TODAY, February 26, 2013 at 1 pm, UMD officials will be in the Malosky Stadium Parking Lot on University Drive at the University of Minnesota Duluth (UMD).
John Weiske, Housing and Residence Life and John Kessler, project manager for Facilities Management, who have been working together in planning the Stadium Apartments demolition, will be available for questions.
DULUTH, MN – UMD began taking down the Stadium Apartments structures on Tuesday, February 25. The Stadium Apartments, built in 1972, provided apartment style housing for 312 students. Each apartment featured two single bedrooms and one double bedroom. A hallmark of the Stadium Apartments was the spiral staircase to connect the lower and upper levels of a limited number of two-story apartments. The upper floors of Stadium Apartments also provided viewing of sporting events at Malosky Stadium.
The buildings are being torn down because UMD determined the financial burden of bringing the buildings up to code was too great. To continue being used, the apartments needed elevators installed, handicap accessible bathrooms, and major maintenance. Expansion was not an option because of the proximity to Tischer Creek, a protected trout stream.
John Rashid, associate director of Facilities Management, said, "After exploring options to correct fire code deficiencies, ADA deficiencies, and building moisture problems, UMD determined it was more cost effective to demolish Stadium Apartments than refurbish them."

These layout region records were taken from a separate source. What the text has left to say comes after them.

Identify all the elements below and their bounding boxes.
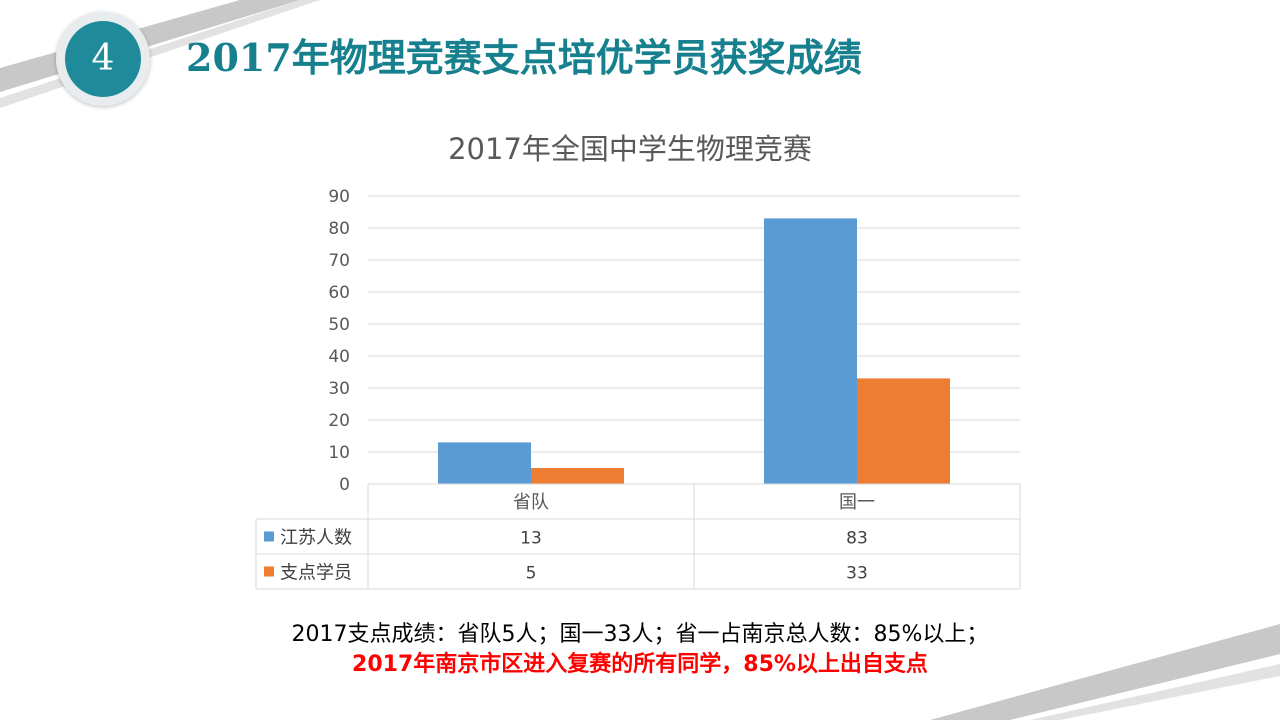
section-badge: 4: [56, 12, 150, 106]
y-tick-label: 60: [328, 283, 350, 303]
data-value: 13: [520, 529, 542, 549]
y-tick-label: 90: [328, 187, 350, 207]
series-label: 支点学员: [280, 563, 352, 584]
bar-江苏人数-省队: [438, 442, 531, 484]
highlight-note: 2017年南京市区进入复赛的所有同学，85%以上出自支点: [352, 652, 928, 677]
y-tick-label: 10: [328, 443, 350, 463]
y-tick-label: 0: [339, 475, 350, 495]
legend-key-支点学员: [264, 566, 274, 577]
summary-note: 2017支点成绩：省队5人；国一33人；省一占南京总人数：85%以上；: [291, 622, 989, 647]
y-tick-label: 30: [328, 379, 350, 399]
y-tick-label: 70: [328, 251, 350, 271]
y-tick-label: 50: [328, 315, 350, 335]
data-value: 83: [846, 529, 868, 549]
bar-江苏人数-国一: [764, 218, 857, 484]
category-label: 国一: [839, 492, 875, 513]
bar-支点学员-省队: [531, 468, 624, 484]
bottom-right-stripe-light: [1030, 664, 1280, 720]
chart-title: 2017年全国中学生物理竞赛: [448, 132, 812, 166]
bar-支点学员-国一: [857, 378, 950, 484]
legend-key-江苏人数: [264, 531, 274, 542]
slide-title: 2017年物理竞赛支点培优学员获奖成绩: [186, 35, 862, 80]
bottom-right-stripe: [930, 624, 1280, 720]
y-tick-label: 80: [328, 219, 350, 239]
data-value: 33: [846, 564, 868, 584]
section-number: 4: [65, 21, 141, 97]
series-label: 江苏人数: [280, 528, 352, 549]
y-tick-label: 40: [328, 347, 350, 367]
y-tick-label: 20: [328, 411, 350, 431]
data-value: 5: [526, 564, 537, 584]
category-label: 省队: [513, 492, 549, 513]
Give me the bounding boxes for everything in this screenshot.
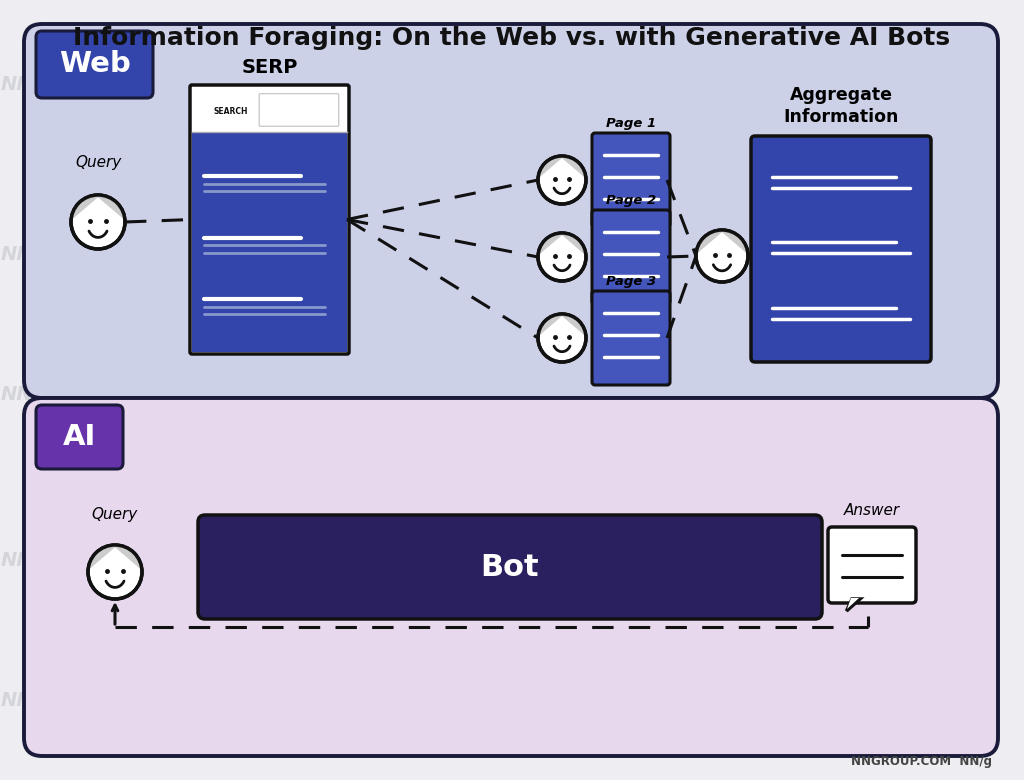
Text: NN/g: NN/g [933, 551, 987, 569]
Text: SEARCH: SEARCH [214, 108, 248, 116]
FancyBboxPatch shape [828, 527, 916, 603]
Polygon shape [847, 599, 860, 611]
Polygon shape [540, 158, 585, 176]
Circle shape [538, 233, 586, 281]
Text: NN/g: NN/g [1, 246, 55, 264]
FancyBboxPatch shape [24, 398, 998, 756]
Text: NN/g: NN/g [1, 385, 55, 405]
Polygon shape [540, 315, 585, 335]
Text: SERP: SERP [242, 58, 298, 77]
Text: Page 3: Page 3 [606, 275, 656, 288]
FancyBboxPatch shape [592, 210, 670, 304]
FancyBboxPatch shape [592, 291, 670, 385]
FancyBboxPatch shape [24, 24, 998, 398]
Text: NN/g: NN/g [1, 76, 55, 94]
Text: Page 1: Page 1 [606, 117, 656, 130]
FancyBboxPatch shape [592, 133, 670, 227]
Text: Page 2: Page 2 [606, 194, 656, 207]
Text: NN/g: NN/g [1, 690, 55, 710]
Text: NN/g: NN/g [1, 551, 55, 569]
FancyBboxPatch shape [198, 515, 822, 619]
Text: Answer: Answer [844, 503, 900, 518]
Text: NN/g: NN/g [933, 246, 987, 264]
Circle shape [696, 230, 748, 282]
Text: Query: Query [75, 155, 121, 170]
Text: Query: Query [92, 507, 138, 522]
Text: Information Foraging: On the Web vs. with Generative AI Bots: Information Foraging: On the Web vs. wit… [74, 26, 950, 50]
Polygon shape [847, 598, 859, 609]
FancyBboxPatch shape [190, 85, 349, 354]
Text: NN/g: NN/g [933, 385, 987, 405]
Polygon shape [697, 232, 746, 252]
Text: Bot: Bot [480, 552, 540, 582]
Circle shape [538, 314, 586, 362]
Text: Aggregate
Information: Aggregate Information [783, 86, 899, 126]
Text: NN/g: NN/g [933, 690, 987, 710]
Polygon shape [90, 546, 140, 568]
FancyBboxPatch shape [259, 94, 339, 126]
FancyBboxPatch shape [36, 405, 123, 469]
Circle shape [88, 545, 142, 599]
Circle shape [538, 156, 586, 204]
Polygon shape [73, 197, 123, 218]
Polygon shape [540, 234, 585, 254]
Text: Web: Web [58, 51, 130, 79]
FancyBboxPatch shape [751, 136, 931, 362]
Text: NN/g: NN/g [933, 76, 987, 94]
Bar [193, 133, 347, 352]
Text: NNGROUP.COM  NN/g: NNGROUP.COM NN/g [851, 755, 992, 768]
Circle shape [71, 195, 125, 249]
Text: AI: AI [62, 423, 96, 451]
FancyBboxPatch shape [36, 31, 153, 98]
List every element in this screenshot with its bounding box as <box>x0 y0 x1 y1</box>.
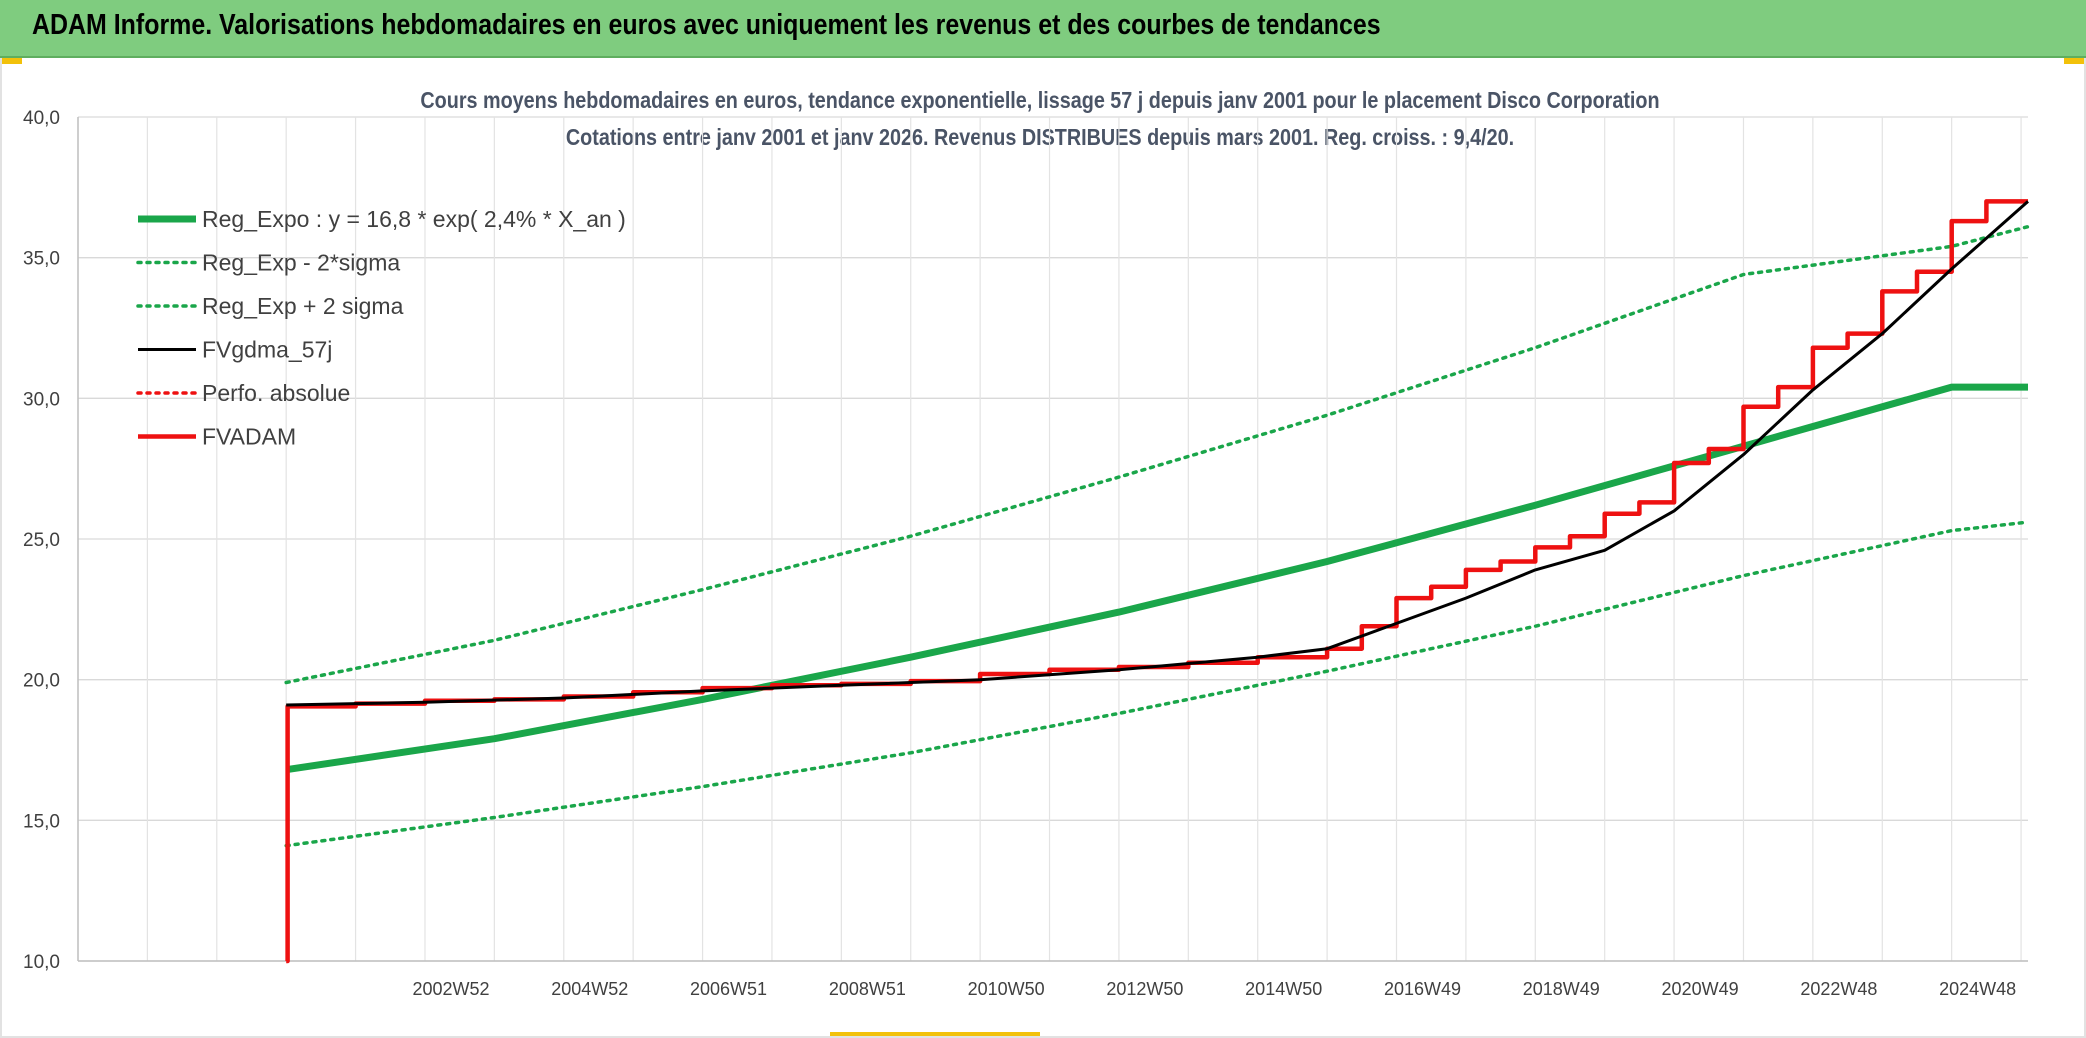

John Weiske, director of UMD’s housing, explained, “Back in 2008, we contracted with an architectural firm for a renovation study to see how much it would cost to bring Stadium Apartments up to code. The answer was $12-millon.”
UMD planned ahead for the housing needs created when Stadium closed in summer of 2013. Ianni Hall, a certified LEED Silver, state-of-the-art residence hall, was constructed and opened in 2011.
“The demolition is being done as sustainable as possible,” explained Kessler. Stadium Apartment's materials are being donated, recycled, or reused.
Fire alarm panels and water heaters were re-used. Many desks, couches, and chairs were used in other UMD buildings and many semi loads of dressers, wardrobes, coffee tables, lamps, and dining room tables went to Goodwill. In the current phase of the demolition, cement blocks and bricks are being ground and recycled.
"The site will remain green space within 100 feet of Tischer Creek," said Rashid. The use for the remaining space left by Stadium Apartments is still in the planning stage.